LA CHRONIQUE de François d’Orcival
Sous les IIIe et IVe Républiques, les réfugiés en grand nombre étaient « mis à l’abri » dans des « centres fermés ».
Des « centres fermés »… L’idée n’est pas nouvelle, elle nous vient de la République (IIIe du nom), radicale, socialiste, humaniste et « fraternelle », qui n’avait guère d’états d’âme à l’égard de ses réfugiés.
Elle avait pourtant tous les motifs d’être accueillante, entourée qu’elle était par les dictatures hitlérienne et mussolinienne, alors que se déroulait en Espagne une atroce guerre civile entre communistes et anarchistes d’un côté, franquistes nationalistes de l’autre.
La France avait vu arriver 150 000 réfugiés espagnols durant les premières années de cette guerre.
A la fin de 1938 et au début de 1939, quelque 500 000 autres traversèrent les Pyrénées. Près des deux tiers furent dirigés vers des camps où ils furent
« mis à l’abri ».
Par souci de protection du territoire.
Un premier décret, du 2 mai 1938, indiquait :
« Le nombre sans cesse croissant d’étrangers résidant en France impose au gouvernement d’édicter certaines mesures que commande impérieusement le souci de la sécurité nationale, de l’économie générale du pays et de la protection de l’ordre public. »
Les mesures annoncées firent l’objet d’un décret-loi du 12 novembre 1938. Les étrangers jugés « indésirables », disait-il,
« seront astreints à résider dans des centres dont la désignation sera faite par décret… »
Les centres fermés en question furent rapidement construits, surtout dans le Midi : Argelès, Agde, Collioure, Canjuers, Rivesaltes, etc., tandis que d’autres réfugiés étaient embarqués pour l’Algérie.
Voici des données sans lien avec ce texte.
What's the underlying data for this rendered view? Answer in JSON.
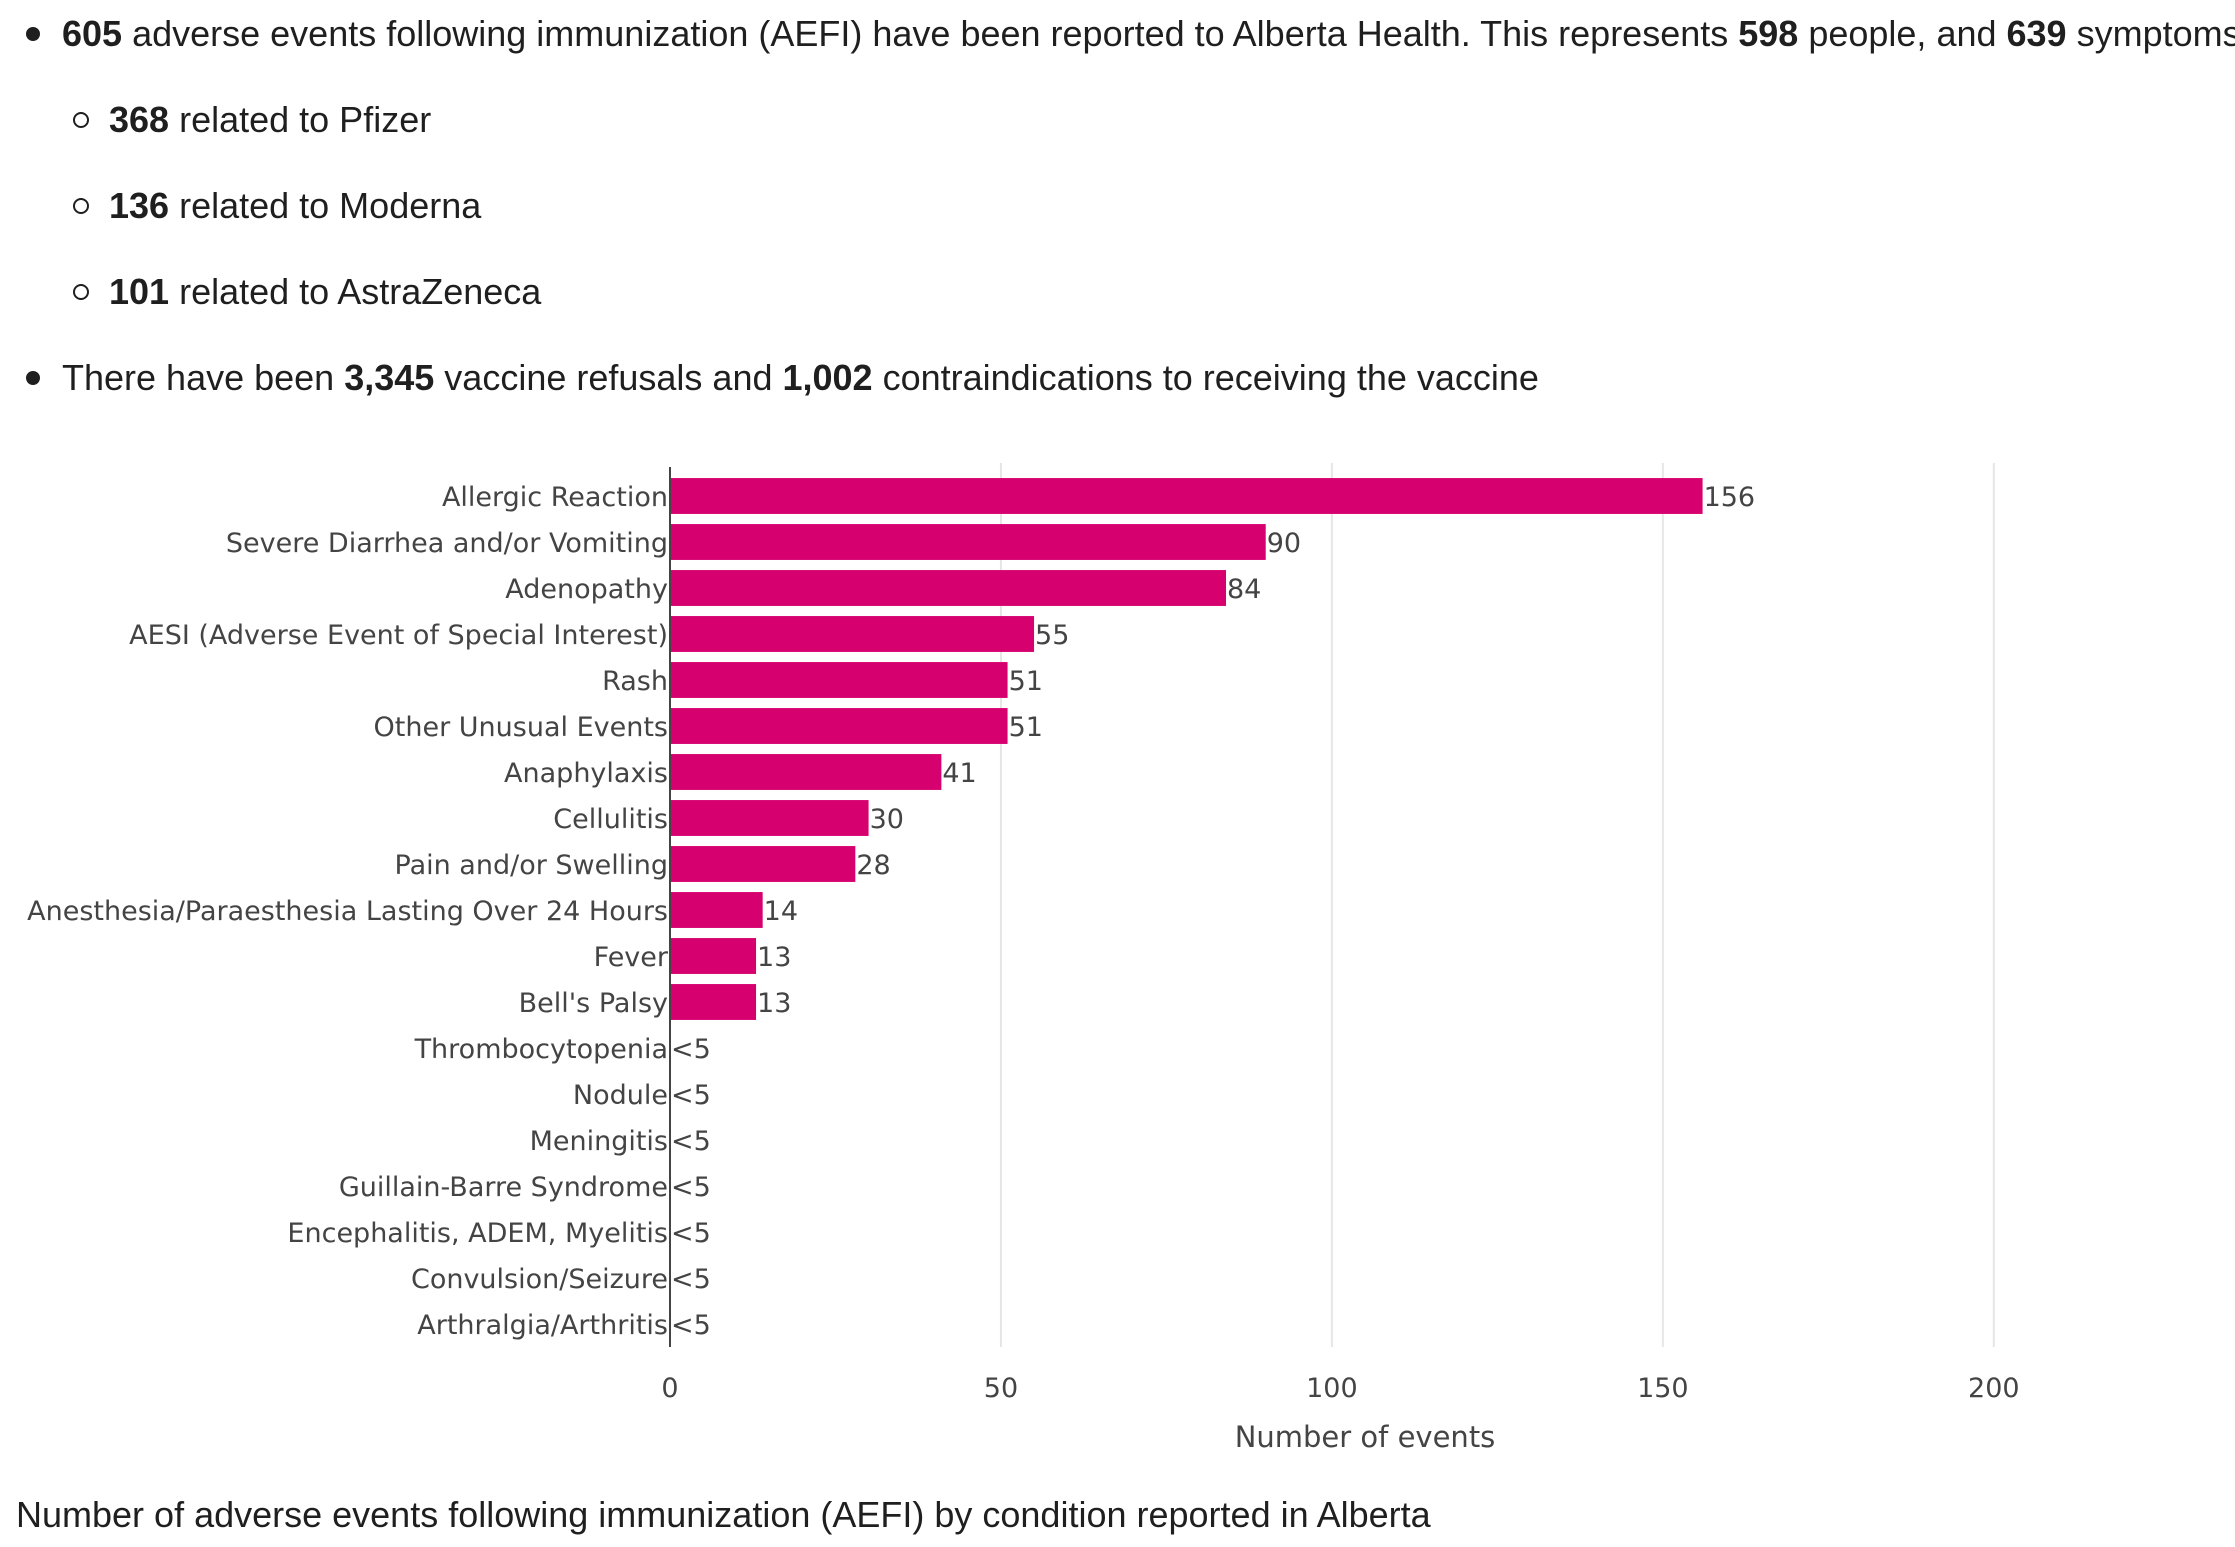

Toutes choses décidées par un président du Conseil radical, Edouard Daladier (qui venait de signer les accords de Munich), et un ministre de l’Intérieur, Albert Sarraut, « vieux routier » tout aussi radical. Ces camps demeureront sous l’Occupation.
A la Libération, la IVe République prévoira dans le préambule de sa Constitution que « tout homme persécuté en raison de son action en faveur de la liberté a droit d’asile sur le territoire de la République ».
C’est l’origine du droit actuel. La convention de Genève de 1951, inspirée par les persécutions de la Shoah et les déplacements de populations d’après-guerre, prolongera le droit des
« réfugiés et apatrides ».
Hors l’accueil des persécutés et des combattants de la liberté, le droit d’asile ne s’impose pas ; il est de la seule souveraineté de l’Etat. En France, ce principe remonte aux Capétiens.